Palm Beach buys its water from the City of West Palm Beach under a 30-year agreement that expires in October 2029.
Where will the town’s water supply come from after that? That’s still years away, but town officials are leaving nothing to chance.
If the town does not strike a new water supply deal with West Palm Beach, then the existing agreement calls for the town to assume ownership of the water distribution system on the island at the end of the 30-year period, Public Works Director Paul Brazil said Friday.
The prospect of owning the supply pipes opens alternatives the town didn’t have 30 years ago; in short, it’s free to shop around for deals with other potential suppliers, Town Manager Kirk Blouin said.
“Our job is to negotiate the best option for the town,” Blouin said. “Our due diligence consists of determining what options are available to us. We took the approach of casting the widest net possible.”
If it doesn’t hammer out a new agreement with West Palm Beach, the town could buy its water from Palm Beach County, Lake Worth, Riviera Beach or a private provider. Another option may be to develop a town-owned water source or a public-private hybrid approach, Brazil said.
If it reaches a deal with any entity other than West Palm Beach, that will require building new infrastructure to move that water into the town. That would take time and money to build, and that is why town officials are off to an early start, Blouin said.
In April 2020, the town hired engineering firm Kimley-Horn & Associates for $316,380 to perform a water feasibility study that is still ongoing.
“We have had preliminary meetings with potential suppliers,” Brazil said. “These conversations are continuing.”
Town officials are meeting next week with South Florida Water Management District representatives to take a closer look at the feasibility of some of the options.
That means identifying supply sources that can meet the town’s long-term expectations for water quantity and quality, Blouin said. It also means arriving at a plan to build any necessary infrastructure. Finally, the plan must be able to meet the requirements of government oversight agencies.
“Once that is achieved, the next step is to look at the cost of each option,” Blouin said. “We are zeroing in. I’m hoping by the end of the year we are in multiple negotiations.”
The town could simply stay with West Palm Beach, without examining other possibilities, but that approach would be unlikely to yield the best deal possible, Blouin said.>>>
“We have a good relationship with them,” he said. “We are not disparaging them. But if you have only one option, what kind of leverage would that be at the negotiating table?”

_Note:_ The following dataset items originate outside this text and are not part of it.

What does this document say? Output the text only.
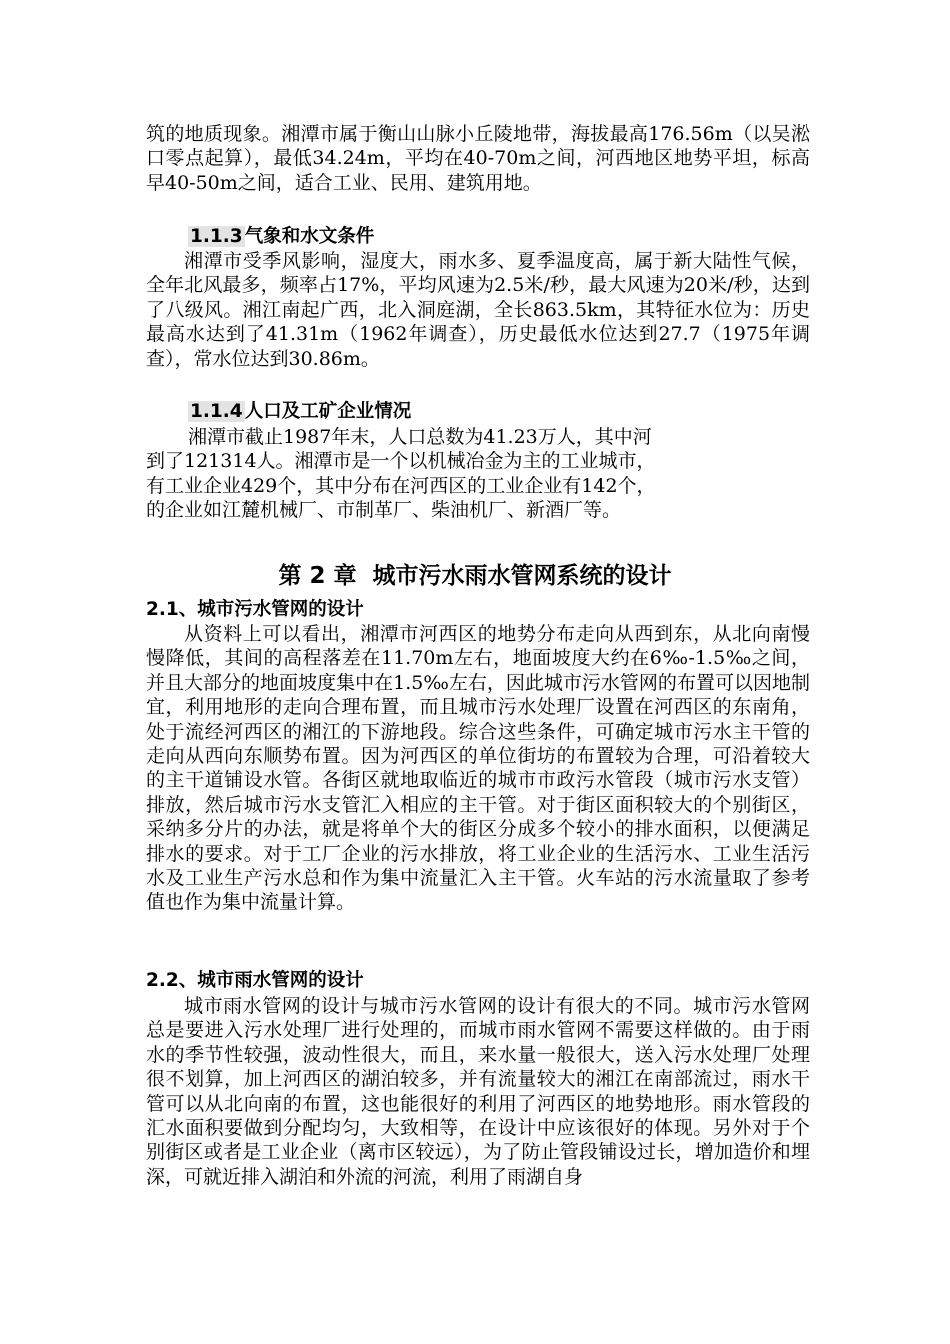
筑的地质现象。湘潭市属于衡山山脉小丘陵地带，海拔最高176.56m（以吴淞口零点起算），最低34.24m，平均在40-70m之间，河西地区地势平坦，标高早40-50m之间，适合工业、民用、建筑用地。

1.1.3 气象和水文条件

湘潭市受季风影响，湿度大，雨水多、夏季温度高，属于新大陆性气候，全年北风最多，频率占17%，平均风速为2.5米/秒，最大风速为20米/秒，达到了八级风。湘江南起广西，北入洞庭湖，全长863.5km，其特征水位为：历史最高水达到了41.31m（1962年调查），历史最低水位达到27.7（1975年调查），常水位达到30.86m。

1.1.4 人口及工矿企业情况
湘潭市截止1987年末，人口总数为41.23万人，其中河
到了121314人。湘潭市是一个以机械冶金为主的工业城市，
有工业企业429个，其中分布在河西区的工业企业有142个，
的企业如江麓机械厂、市制革厂、柴油机厂、新酒厂等。
第 2 章 城市污水雨水管网系统的设计
2.1、城市污水管网的设计

从资料上可以看出，湘潭市河西区的地势分布走向从西到东，从北向南慢慢降低，其间的高程落差在11.70m左右，地面坡度大约在6‰-1.5‰之间，并且大部分的地面坡度集中在1.5‰左右，因此城市污水管网的布置可以因地制宜，利用地形的走向合理布置，而且城市污水处理厂设置在河西区的东南角，处于流经河西区的湘江的下游地段。综合这些条件，可确定城市污水主干管的走向从西向东顺势布置。因为河西区的单位街坊的布置较为合理，可沿着较大的主干道铺设水管。各街区就地取临近的城市市政污水管段（城市污水支管）排放，然后城市污水支管汇入相应的主干管。对于街区面积较大的个别街区，采纳多分片的办法，就是将单个大的街区分成多个较小的排水面积，以便满足排水的要求。对于工厂企业的污水排放，将工业企业的生活污水、工业生活污水及工业生产污水总和作为集中流量汇入主干管。火车站的污水流量取了参考值也作为集中流量计算。

2.2、城市雨水管网的设计

城市雨水管网的设计与城市污水管网的设计有很大的不同。城市污水管网总是要进入污水处理厂进行处理的，而城市雨水管网不需要这样做的。由于雨水的季节性较强，波动性很大，而且，来水量一般很大，送入污水处理厂处理很不划算，加上河西区的湖泊较多，并有流量较大的湘江在南部流过，雨水干管可以从北向南的布置，这也能很好的利用了河西区的地势地形。雨水管段的汇水面积要做到分配均匀，大致相等，在设计中应该很好的体现。另外对于个别街区或者是工业企业（离市区较远），为了防止管段铺设过长，增加造价和埋深，可就近排入湖泊和外流的河流，利用了雨湖自身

West Palm Beach’s two main sources for drinking water are Lake Okeechobee and the Grassy Waters Everglades Preserve. The city supplies the town’s water through five pipelines that extend beneath the Intracoastal Waterway. There are two booster stations on the island to help move the water to where it needs to go.
Business and residential customers in town pay West Palm Beach directly for their water. Brazil has suggested the town might opt for a “bulk system” with its next supplier in which it buys the water at a reduced rate then sells it to customers throughout town.
Brazil said the town has completed a hydraulic model of the water system on the island to have a better understanding of the town’s water needs. Peak hourly demand in town is 10,007 gallons of water per minute, while the maximum daily demand is 9.92 million gallons.
The fire flow requirement – the quantity of water that must always be available for fire protection purposes – is another 1,000 gallons per minute, on top of the maximum daily flow, Brazil said.
Palm Beach has about 8,800 permanent residents, according to a 2019 estimate from the U.S. Census Bureau. The town uses a lot of water for its size, much of which is used to keep its lawns, gardens and landscaping lush and green (the town’s Par 3 Golf Course and the privately owned courses on the island have their own irrigation sources).
Councilwoman Bobbie Lindsay said water is a commodity that is going to become increasingly scarce in South Florida as the population continues to grow.
“Renewing our water source is going to be one of the most critical decisions that we make,” she said. “That doesn’t mean that we won’t go with West Palm Beach. What it does mean is we need to look at it very carefully. The objective is to have a reliable, clean water source for the foreseeable future.”